Il concerto va avanti. Distinguo altri versi interessanti nella voce rugginosa del talentuoso Aimone Romizi, un mix tra Jim Morrison e Cristiano Godano. Dai loro testi sono sempre più attratto. Torno in convento e mi metto ad ascoltare copiosamente i due dischi comperati, È già domani e Forse non è felicità. Chissà perché, sono le canzoni che mi cercano e non il contrario.
Faccio un salto dal divano quando suono Portami con te: «E allora io ci proverò/ A credere alla religione/ A fare finta che sia un dono/ La vita che non ci appartiene/ Spero di non crederci per sperare/ Crederò di crederci se va bene/ Mi distrugge la ricerca/ Quando non dà risultati/ Conto i giorni ed i minuti/ Non si aggiungono ai tuoi anni/ Questa vita è l’algoritmo di un programma che ora è vero». Mi viene da pensare a tutti quei ragazzi che nei raduni musicali ci provano a credere in qualcosa, in Qualcuno. Dovremmo imparare ad ascoltarli e dialogare con loro.
Nel disco Forse non è la felicità c’è una perla, Capire un errore, il testo è una supplica sincera al Signore in un momento di estrema fragilità: «Io ti do lode/ O mio Signore / Per avermi fatto creatura così ignobile/ Ora l’ho detto/ Pensavo d’esser diverso/ Ma guarda quale splendore/ E il mio sorriso adesso è storto come me/ Ora l’ho detto/ Sono soltanto quel ricordo che ho di me/ Adesso con che coraggio/ Potrò riuscire a guardarti?/ Che neanche il mare vorrà bere più con me/ Questo male servirà anche a me/ Capire un errore». Mi ricorda dei versi del salmo 85 (1-3): «Tendi l’orecchio, Signore, rispondimi: mio Dio, salva il tuo servo che confida in te: abbi pietà di me, Signore; tutto il giorno a te io levo il mio grido». E c’è tanto di Divina Commedia di Dante.

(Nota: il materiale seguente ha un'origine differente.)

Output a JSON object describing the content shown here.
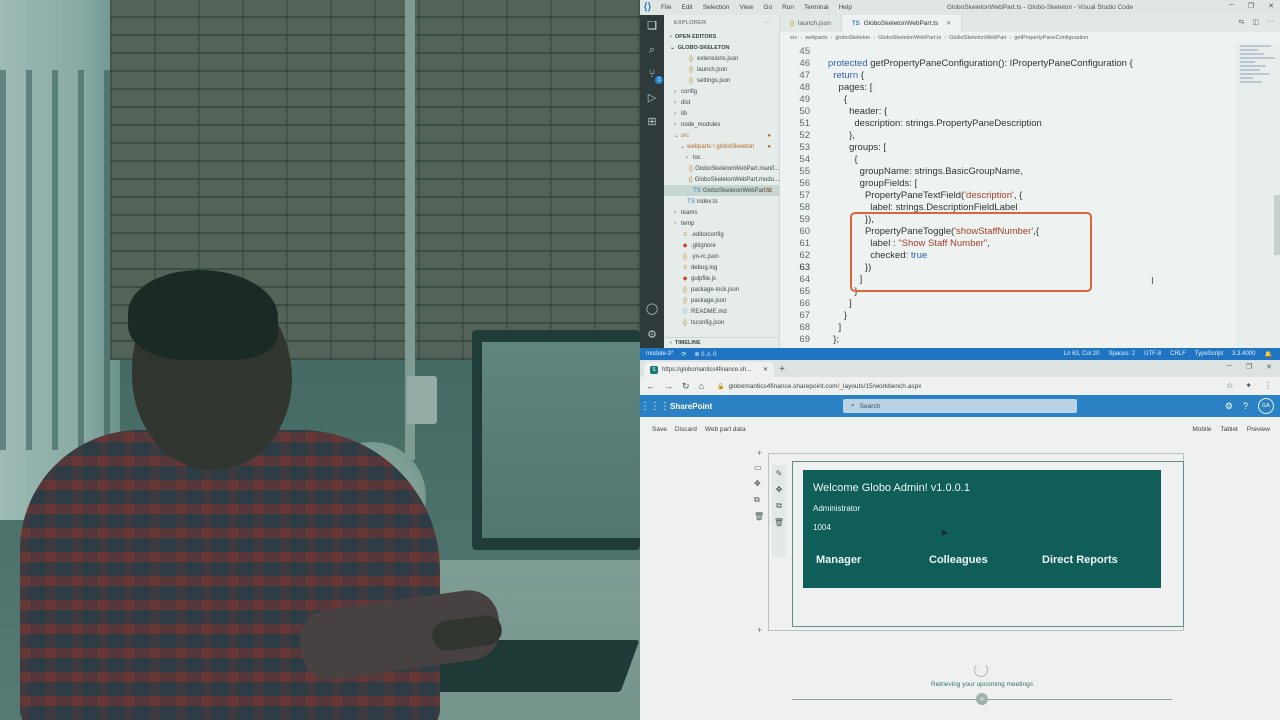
{
  "vscode": {
    "window_title": "GloboSkeletonWebPart.ts - Globo-Skeleton - Visual Studio Code",
    "menu": [
      "File",
      "Edit",
      "Selection",
      "View",
      "Go",
      "Run",
      "Terminal",
      "Help"
    ],
    "explorer": {
      "header": "EXPLORER",
      "open_editors": "OPEN EDITORS",
      "project": "GLOBO-SKELETON",
      "timeline": "TIMELINE",
      "files": [
        {
          "name": "extensions.json",
          "type": "json",
          "indent": 2
        },
        {
          "name": "launch.json",
          "type": "json",
          "indent": 2
        },
        {
          "name": "settings.json",
          "type": "json",
          "indent": 2
        },
        {
          "name": "config",
          "type": "folder",
          "indent": 1
        },
        {
          "name": "dist",
          "type": "folder",
          "indent": 1
        },
        {
          "name": "lib",
          "type": "folder",
          "indent": 1
        },
        {
          "name": "node_modules",
          "type": "folder",
          "indent": 1
        },
        {
          "name": "src",
          "type": "folder-open",
          "indent": 1,
          "mark": "●"
        },
        {
          "name": "webparts \\ globoSkeleton",
          "type": "folder-open",
          "indent": 2,
          "mark": "●"
        },
        {
          "name": "loc",
          "type": "folder",
          "indent": 3
        },
        {
          "name": "GloboSkeletonWebPart.manif...",
          "type": "json",
          "indent": 3
        },
        {
          "name": "GloboSkeletonWebPart.modu...",
          "type": "json",
          "indent": 3
        },
        {
          "name": "GloboSkeletonWebPart.ts",
          "type": "ts",
          "indent": 3,
          "mark": "M",
          "selected": true
        },
        {
          "name": "index.ts",
          "type": "ts",
          "indent": 2
        },
        {
          "name": "teams",
          "type": "folder",
          "indent": 1
        },
        {
          "name": "temp",
          "type": "folder",
          "indent": 1
        },
        {
          "name": ".editorconfig",
          "type": "cfg",
          "indent": 1
        },
        {
          "name": ".gitignore",
          "type": "git",
          "indent": 1
        },
        {
          "name": ".yo-rc.json",
          "type": "json",
          "indent": 1
        },
        {
          "name": "debug.log",
          "type": "cfg",
          "indent": 1
        },
        {
          "name": "gulpfile.js",
          "type": "gulp",
          "indent": 1
        },
        {
          "name": "package-lock.json",
          "type": "json",
          "indent": 1
        },
        {
          "name": "package.json",
          "type": "json",
          "indent": 1
        },
        {
          "name": "README.md",
          "type": "md",
          "indent": 1
        },
        {
          "name": "tsconfig.json",
          "type": "json",
          "indent": 1
        }
      ]
    },
    "tabs": [
      {
        "label": "launch.json",
        "type": "json",
        "active": false
      },
      {
        "label": "GloboSkeletonWebPart.ts",
        "type": "ts",
        "active": true
      }
    ],
    "breadcrumb": [
      "src",
      "webparts",
      "globoSkeleton",
      "GloboSkeletonWebPart.ts",
      "GloboSkeletonWebPart",
      "getPropertyPaneConfiguration"
    ],
    "code_lines": [
      {
        "n": "45",
        "text": ""
      },
      {
        "n": "46",
        "html": "<span class='kw'>protected</span> getPropertyPaneConfiguration(): IPropertyPaneConfiguration {"
      },
      {
        "n": "47",
        "html": "  <span class='kw'>return</span> {"
      },
      {
        "n": "48",
        "text": "    pages: ["
      },
      {
        "n": "49",
        "text": "      {"
      },
      {
        "n": "50",
        "text": "        header: {"
      },
      {
        "n": "51",
        "text": "          description: strings.PropertyPaneDescription"
      },
      {
        "n": "52",
        "text": "        },"
      },
      {
        "n": "53",
        "text": "        groups: ["
      },
      {
        "n": "54",
        "text": "          {"
      },
      {
        "n": "55",
        "text": "            groupName: strings.BasicGroupName,"
      },
      {
        "n": "56",
        "text": "            groupFields: ["
      },
      {
        "n": "57",
        "html": "              PropertyPaneTextField(<span class='str'>'description'</span>, {"
      },
      {
        "n": "58",
        "text": "                label: strings.DescriptionFieldLabel"
      },
      {
        "n": "59",
        "text": "              }),"
      },
      {
        "n": "60",
        "html": "              PropertyPaneToggle(<span class='str'>'showStaffNumber'</span>,{"
      },
      {
        "n": "61",
        "html": "                label : <span class='str'>\"Show Staff Number\"</span>,"
      },
      {
        "n": "62",
        "html": "                checked: <span class='kw'>true</span>"
      },
      {
        "n": "63",
        "text": "              })"
      },
      {
        "n": "64",
        "text": "            ]"
      },
      {
        "n": "65",
        "text": "          }"
      },
      {
        "n": "66",
        "text": "        ]"
      },
      {
        "n": "67",
        "text": "      }"
      },
      {
        "n": "68",
        "text": "    ]"
      },
      {
        "n": "69",
        "text": "  };"
      }
    ],
    "status": {
      "branch": "module-3*",
      "sync": "⟳",
      "problems": "⊗ 0 ⚠ 0",
      "position": "Ln 63, Col 20",
      "spaces": "Spaces: 2",
      "encoding": "UTF-8",
      "eol": "CRLF",
      "language": "TypeScript",
      "version": "3.3.4000"
    }
  },
  "browser": {
    "tab_title": "https://globomantics4finance.sh...",
    "url": "globomantics4finance.sharepoint.com/_layouts/15/workbench.aspx",
    "sharepoint": {
      "brand": "SharePoint",
      "search_placeholder": "Search",
      "avatar": "GA"
    },
    "workbench": {
      "left_commands": [
        "Save",
        "Discard",
        "Web part data"
      ],
      "right_commands": [
        "Mobile",
        "Tablet",
        "Preview"
      ]
    },
    "webpart": {
      "welcome": "Welcome Globo Admin! v1.0.0.1",
      "role": "Administrator",
      "staff_number": "1004",
      "links": [
        "Manager",
        "Colleagues",
        "Direct Reports"
      ],
      "loading": "Retrieving your upcoming meetings"
    }
  },
  "colors": {
    "accent_blue": "#1f74c4",
    "sharepoint_blue": "#2a82c4",
    "webpart_teal": "#0f5e5a",
    "highlight_orange": "#d9653a"
  }
}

In un altro brano del disco, Giovane, che pare venir fuori da un album dei Velvet Underground, arrivano parole pesanti come un macigno: «Se Giuda fosse vivo dentro me/ Potrei tradire i sogni che proteggo? Scappare via, cambiare numero/ Dimenticare tutto e darmi un senso?/ Se avessi un dio sai cosa chiederei?/ Che queste note arrivino anche ad altri/ L’eterno è un male che rifuggirai/ Se un canto non trapasserà il tuo petto». Ognuno può tirar fuori da questi versi una riflessione, in fondo è la forza nascosta di una band: stimolare un pensiero divertendo e intrattenendo.
I Fask dovranno tenere la barra dritta e senza mai cedere alle lusinghe di un facile successo. Abbiamo bisogno di artisti che fanno a pugni con il Signore, sono sicuro che ne usciremo tutti vincitori dallo scontro. Benedetto quel desiderio di vita urlato sopra e sotto un palco, in una calda notte d’estate. E dire che non volevo andarci al concerto dei Fast Animals and Slow Kids.